In a 37-4 vote, the workers of the notoriously smelly pot facility on East Magnolia Street near Interstate 10 decided to join United Food and Commercial Workers Local 99.
The vote also marked the second union election to be administered by Arizona's Agricultural Employment Relations Board, which was established in 1993. The last time agricultural workers in the state unionized was in 2000.
UFCW Local 99 is Arizona’s largest private sector union, representing 25,000 workers at Fry’s Food Stores, Safeway and other employers throughout the southwest.
“Today, employees of Trulieve Magnolia have proved that no matter the obstacle, when working people stand together in solidarity and demand better for themselves and their families, there is nothing they cannot achieve,” said Jim McLaughlin, president of UFCW Local 99. “As we celebrate this historic win for workers, I would also like to commend AERB executive secretary Lisa James and the entire board for their commitment to ensuring a free and fair election for all eligible employees.”
After the election, UFCW Local 99 planned to hold a press conference for workers to speak with reporters. However, Trulieve reportedly posted a note on a workplace bulletin board reminding employees, “Please do not interact with the media directly by providing quotes or comments.”
In lieu of a press conference, the workers gathered outside the facility and celebrated among themselves and with UFCW Local 99 organizers as members of the press stood by.
Trulieve has seven days to file objections, which will be heard by the agricultural labor board. If the company does not file objections, after seven days, it is obligated by state law to negotiate a contract with the union.
Phil Buck, a Trulieve spokesperson, did not immediately respond to a Phoenix New Times email inquiry about whether the company plans to file objections.
‘This is the first and definitely not the last’Martin Hernandez, organizing director of UFCW Local 99, is confident the vote in favor of unionizing will be difficult to dispute for the company.
“In this case, I don’t see how they could come up with anything bogus.

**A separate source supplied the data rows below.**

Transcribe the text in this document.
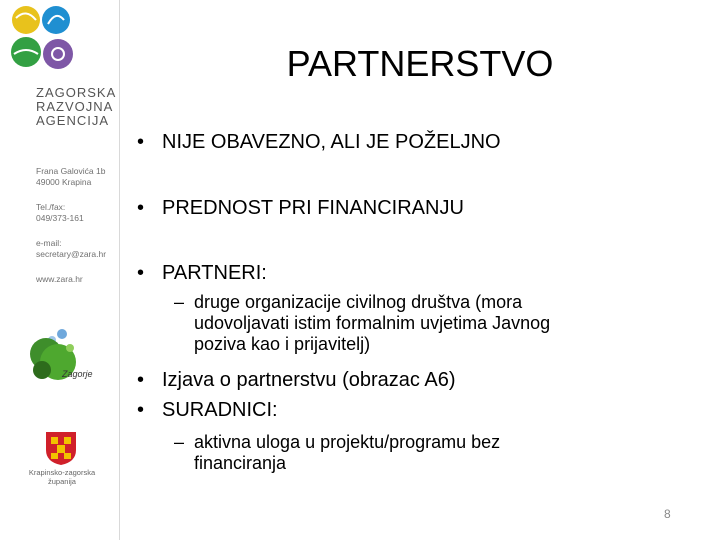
ZAGORSKA
RAZVOJNA
AGENCIJA
Frana Galovića 1b
49000 Krapina
Tel./fax:
049/373-161
e-mail:
secretary@zara.hr
www.zara.hr
Zagorje
Krapinsko-zagorska
županija
PARTNERSTVO
• NIJE OBAVEZNO, ALI JE POŽELJNO
• PREDNOST PRI FINANCIRANJU
• PARTNERI:
– druge organizacije civilnog društva (mora
udovoljavati istim formalnim uvjetima Javnog
poziva kao i prijavitelj)
• Izjava o partnerstvu (obrazac A6)
• SURADNICI:
– aktivna uloga u projektu/programu bez
financiranja
8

We hope that they don’t do it just to delay the process,” Hernandez told workers who had gathered outside the facility. “We hope the message you guys sent to them is strong enough to say, ‘Let’s go to the bargaining table and negotiate the contract.’”
Hernandez also added that while the union and workers want a strong contract, they also want to see the company grow.
The employees who participated in the vote have job classifications within the Cultivation and Post-Harvest departments.
Arizona law defines an agricultural worker who can organize as an employee who is at least 16 and has been employed for a company for at least six months.
According to the U.S. Bureau of Labor Statistics, many agricultural workers have seasonal schedules, and some move from location to location as crops ripen. The transient nature of the job can be an obstacle for workers wishing to unionize.
Because workers at cannabis production facilities are often permanent employees, it makes them rare candidates for agricultural unionization.
“Cannabis workers have the ability to bring light to the way that agricultural workers are classified and the way that they’re forced to seek union representation,” UFCW spokesperson Drake Ridge said. “We’re hoping that this moves the ball forward in allowing workers in agriculture and all other sectors to be able to have a strong voice at work.”
Ridge said the union plans to continue organizing agricultural cannabis workers, adding that the union has organized eight different dispensaries in Arizona and Utah.
“We are working to make sure that any worker that wants union representation has the help to do so,” Ridge said. “This is the first and definitely not the last.”